In an opinion piece for the Chicago Tribune, George Sabra, the acting president of the National Coalition for Syrian Revolution and Opposition Forces, notes that, “U.S. inaction is giving the Assad regime, after two years of wanton bloodshed, a green light to take even more outrageous steps to kill innocents.” (Subscription required.)
Mr. Sabra, whose coalition is made up of various opposition groups and representatives from citizen councils in Syria, writes that Syrians want the fighting to end and the rebuilding of their nation to begin.

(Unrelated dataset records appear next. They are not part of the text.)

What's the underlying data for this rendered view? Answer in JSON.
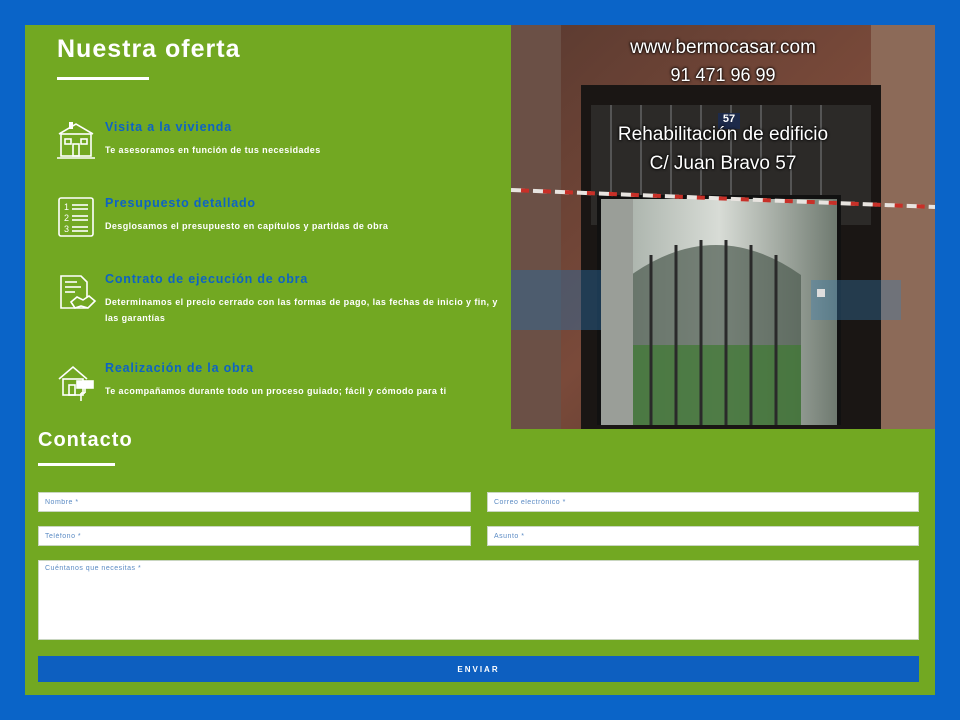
{
  "oferta": {
    "title": "Nuestra oferta",
    "items": [
      {
        "icon": "house-icon",
        "title": "Visita a la vivienda",
        "desc": "Te asesoramos en función de tus necesidades"
      },
      {
        "icon": "numbered-list-icon",
        "title": "Presupuesto detallado",
        "desc": "Desglosamos el presupuesto en capítulos y partidas de obra"
      },
      {
        "icon": "contract-handshake-icon",
        "title": "Contrato de ejecución de obra",
        "desc": "Determinamos el precio cerrado con las formas de pago, las fechas de inicio y fin, y las garantías"
      },
      {
        "icon": "house-paint-roller-icon",
        "title": "Realización de la obra",
        "desc": "Te acompañamos durante todo un proceso guiado; fácil y cómodo para ti"
      }
    ]
  },
  "photo": {
    "website": "www.bermocasar.com",
    "phone": "91 471 96 99",
    "door_number": "57",
    "caption_line1": "Rehabilitación de edificio",
    "caption_line2": "C/ Juan Bravo 57"
  },
  "contacto": {
    "title": "Contacto",
    "nombre_placeholder": "Nombre *",
    "correo_placeholder": "Correo electrónico *",
    "telefono_placeholder": "Teléfono *",
    "asunto_placeholder": "Asunto *",
    "mensaje_placeholder": "Cuéntanos que necesitas *",
    "send_label": "ENVIAR"
  },
  "colors": {
    "background": "#0a64c8",
    "panel": "#72a822",
    "accent_text": "#0d63c4",
    "button": "#0d5fc0"
  }
}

He requests internationally enforced safe zones with protected airspace; follow-through from the US on its claims that the use of chemical weapons was a “red line” or “game changer” in the conflict; and a diplomatic push to remove Assad from power.
The past decade's wars may have understandably made Americans weary of prolonged intervention in foreign conflicts. And as Syrians, we make these requests with a heavy heart. But we have painfully witnessed two years of mass destruction, lawlessness and more than 80,000 lives lost since the beginning of the revolution. It is critical that the Obama administration move swiftly and strategically to take the right course of action.
Kerry, in Rome today, announced that the push for a political solution to the crisis in Syria would have to exclude President Assad in any transitional government, reports Agence France-Presse.
All sides of the conflict are working to "effect a transition government by mutual consent of both sides, which clearly means that in our judgement President Assad will not be a component of that transitional government," Kerry said.
But weakening Assad’s grip on power poses a difficult task. The BBC’s Middle East bureau chief Paul Danahar notes that the Assad regime “increasingly thinks that by not losing it is winning,” which has given it fresh conviction.
That new confidence – along with what is believed to be a steady supply of arms from its supporters in Iran and Russia – is helping the regime to take back some areas which it had previously lost.
In the capital Damascus, you can hear the sound of mortar fire as the regime slowly pushes fighters from the Free Syrian Army (FSA) out of the parts of the city that it took the rebels months to get hold of.
But Mr. Danahar also notes that the relative inaction of Western powers in Syria could come down to the lack of organization on the ground in Syria. Danahar likens the FSA to a more informal “men with guns” and very little unity or oversight.
America is not acting because it does not know what to do or whom to do it with.
Neither do the European countries.
Having spent the last few days in Beirut and Damascus, talking to the international community, Western diplomats, FSA activists and Syrian regime supporters, it is clear that nobody knows how to end this crisis.
That's just about the only thing all sides agree on.
An editorial in the Washington Post this week poses the question “What if the US doesn’t intervene in Syria?”
Opponents of U.S. intervention in Syria are adept at citing the risks of a more aggressive U.S. effort to bring down the regime of Bashar al-Assad. Weapons given to rebel fighters might end up in the hands of extremists, the skeptics say. U.S. air attacks or the creation of a no-fly zone would be challenged by formidable air defenses. U.S. intervention might increase the risk that the regime would resort to chemical weapons….
These are serious objections, though we believe that some of the risks, such as the spread of weapons to jihadists, can be mitigated, while others, such as the strength of Syrian air defenses, have been exaggerated….
What will unfold in Syria if the Obama administration persists with its policy of providing humanitarian and other non-lethal aid while standing back from the fighting? The most likely scenario is that Syria fractures along sectarian lines…. Such a splintering would almost certainly spread the sectarian warfare to Iraq and Lebanon, as it has to some extent already….
There are no good options, as everyone likes to say. But it’s becoming increasingly clear that the greatest risk to the United States lies in failing to take decisive action to end the Assad regime.